Сидя тихим будним днем, — по одноколейной линии, отделявшей авеню Испании от пляжных кафе, только что прошел поезд из королевского Рабата, паста в шариковой ручке застыла, близилась безвредная зима, — он думал, что, несмотря на исполнение просьбы (сказал и умер), осенью должен по справедливости полыхнуть последний акт возмездия. Но письмо написать невозможно, а при ненаписанном письме стих никогда не вытечет в эстуарий секстета. Чего ему от нее, фактически, нужно? Чтоб деньги вернула? Нет, заведенье приносит достаточно, даже зимой. Унижения, еще одной погибели красоты от гораздо более опустошительных потоков, чем в дождь в Кастель-как-его-там, шмыганье, текущая тушь, гладкое лицо, превращенное в маску усталой карги? Нет, этого ему тоже не надо. Роуклифф научил его жалости, которая лес валит.

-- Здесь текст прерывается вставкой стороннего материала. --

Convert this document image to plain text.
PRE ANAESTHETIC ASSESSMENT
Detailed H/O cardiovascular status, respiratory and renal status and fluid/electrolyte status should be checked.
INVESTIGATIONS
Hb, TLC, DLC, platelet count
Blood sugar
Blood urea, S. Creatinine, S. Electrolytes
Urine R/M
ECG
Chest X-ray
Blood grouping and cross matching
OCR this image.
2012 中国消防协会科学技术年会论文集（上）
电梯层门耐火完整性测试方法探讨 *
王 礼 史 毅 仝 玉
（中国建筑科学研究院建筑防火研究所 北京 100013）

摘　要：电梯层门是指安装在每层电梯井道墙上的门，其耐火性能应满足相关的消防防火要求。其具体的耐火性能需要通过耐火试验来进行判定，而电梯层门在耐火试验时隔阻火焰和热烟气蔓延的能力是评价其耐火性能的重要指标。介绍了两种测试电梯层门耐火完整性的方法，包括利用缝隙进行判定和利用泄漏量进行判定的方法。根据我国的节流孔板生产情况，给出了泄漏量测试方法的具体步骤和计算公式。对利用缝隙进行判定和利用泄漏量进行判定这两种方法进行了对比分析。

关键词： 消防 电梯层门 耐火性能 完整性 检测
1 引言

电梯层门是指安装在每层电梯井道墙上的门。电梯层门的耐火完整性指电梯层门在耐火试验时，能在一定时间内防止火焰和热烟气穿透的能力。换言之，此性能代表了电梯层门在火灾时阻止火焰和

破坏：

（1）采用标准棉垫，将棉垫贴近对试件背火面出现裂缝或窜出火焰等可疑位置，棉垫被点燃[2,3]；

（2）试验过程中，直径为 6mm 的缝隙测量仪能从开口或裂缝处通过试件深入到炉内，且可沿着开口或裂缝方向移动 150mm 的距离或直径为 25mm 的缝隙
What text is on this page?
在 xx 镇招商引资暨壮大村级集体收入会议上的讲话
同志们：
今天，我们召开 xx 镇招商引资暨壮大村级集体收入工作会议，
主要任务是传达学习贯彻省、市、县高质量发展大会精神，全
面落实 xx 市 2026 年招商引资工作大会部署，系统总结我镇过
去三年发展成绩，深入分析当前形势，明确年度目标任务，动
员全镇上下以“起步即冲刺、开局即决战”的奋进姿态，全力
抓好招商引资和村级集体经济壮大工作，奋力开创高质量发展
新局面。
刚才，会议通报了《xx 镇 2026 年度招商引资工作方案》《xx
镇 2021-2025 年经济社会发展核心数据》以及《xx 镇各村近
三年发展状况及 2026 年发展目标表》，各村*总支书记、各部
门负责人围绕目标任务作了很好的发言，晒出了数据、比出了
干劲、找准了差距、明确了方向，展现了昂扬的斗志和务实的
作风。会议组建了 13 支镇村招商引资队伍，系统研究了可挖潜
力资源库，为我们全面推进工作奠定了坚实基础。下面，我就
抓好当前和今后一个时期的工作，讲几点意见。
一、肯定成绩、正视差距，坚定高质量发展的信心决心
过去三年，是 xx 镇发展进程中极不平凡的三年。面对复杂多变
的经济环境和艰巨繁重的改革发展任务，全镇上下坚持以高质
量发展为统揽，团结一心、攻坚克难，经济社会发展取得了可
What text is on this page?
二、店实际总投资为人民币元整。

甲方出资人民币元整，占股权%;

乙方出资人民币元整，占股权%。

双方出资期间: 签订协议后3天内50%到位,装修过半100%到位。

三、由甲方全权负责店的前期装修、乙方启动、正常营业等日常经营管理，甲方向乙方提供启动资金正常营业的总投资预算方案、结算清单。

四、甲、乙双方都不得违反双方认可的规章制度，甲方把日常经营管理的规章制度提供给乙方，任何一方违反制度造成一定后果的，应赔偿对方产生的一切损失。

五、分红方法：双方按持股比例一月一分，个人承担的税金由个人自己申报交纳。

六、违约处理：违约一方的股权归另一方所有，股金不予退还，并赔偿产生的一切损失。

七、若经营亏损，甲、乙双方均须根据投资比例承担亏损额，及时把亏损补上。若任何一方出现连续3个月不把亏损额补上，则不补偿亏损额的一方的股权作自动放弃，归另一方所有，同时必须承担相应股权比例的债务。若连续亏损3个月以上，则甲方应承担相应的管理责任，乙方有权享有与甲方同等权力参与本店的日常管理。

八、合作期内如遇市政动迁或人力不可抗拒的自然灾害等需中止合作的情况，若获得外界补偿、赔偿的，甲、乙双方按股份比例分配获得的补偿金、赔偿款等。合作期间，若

— Все отомрет, — объявил зобастый старик, — придут новые ощущения. Новое бесхребетное поколение необходимо свежими новинками кормить. — Он взял понюшку «Уилсона», кашлянул, крякнул, передернулся от острого удовольствия.

— Не религиозный человек, — сказал экс-майор, как отрезал. — Но когда я вижу, как основной догмат веры моего отца, — который за нее держался, бедняга, несмотря на все беды, — когда вижу, как он становится фокусом, я бы сказал, ухищрением, или какое там модное слово, недоумеваю. Не знаю, какое еще придумают богохульство. — И одним толчком опрокинул виски.

— Никакой морали, — добавил дрожавший мужчина. — Никакой верности. На друзей кидаются, как на врагов. Ведь тот юнец с пистолетом спьяну шумел на частной вечеринке. Да, Роуклифф?

— Я, собственно, не знаю, — сказал Эндерби. — Газет не читаю.

— Тоже очень умно, — заметил самый старший старик. — Держаться подальше от мира. Делать свое дело, каким бы оно ни было.

— Сэм Фут, — вставил зобастый старик. — Потешное имя. Вымышленное, может быть.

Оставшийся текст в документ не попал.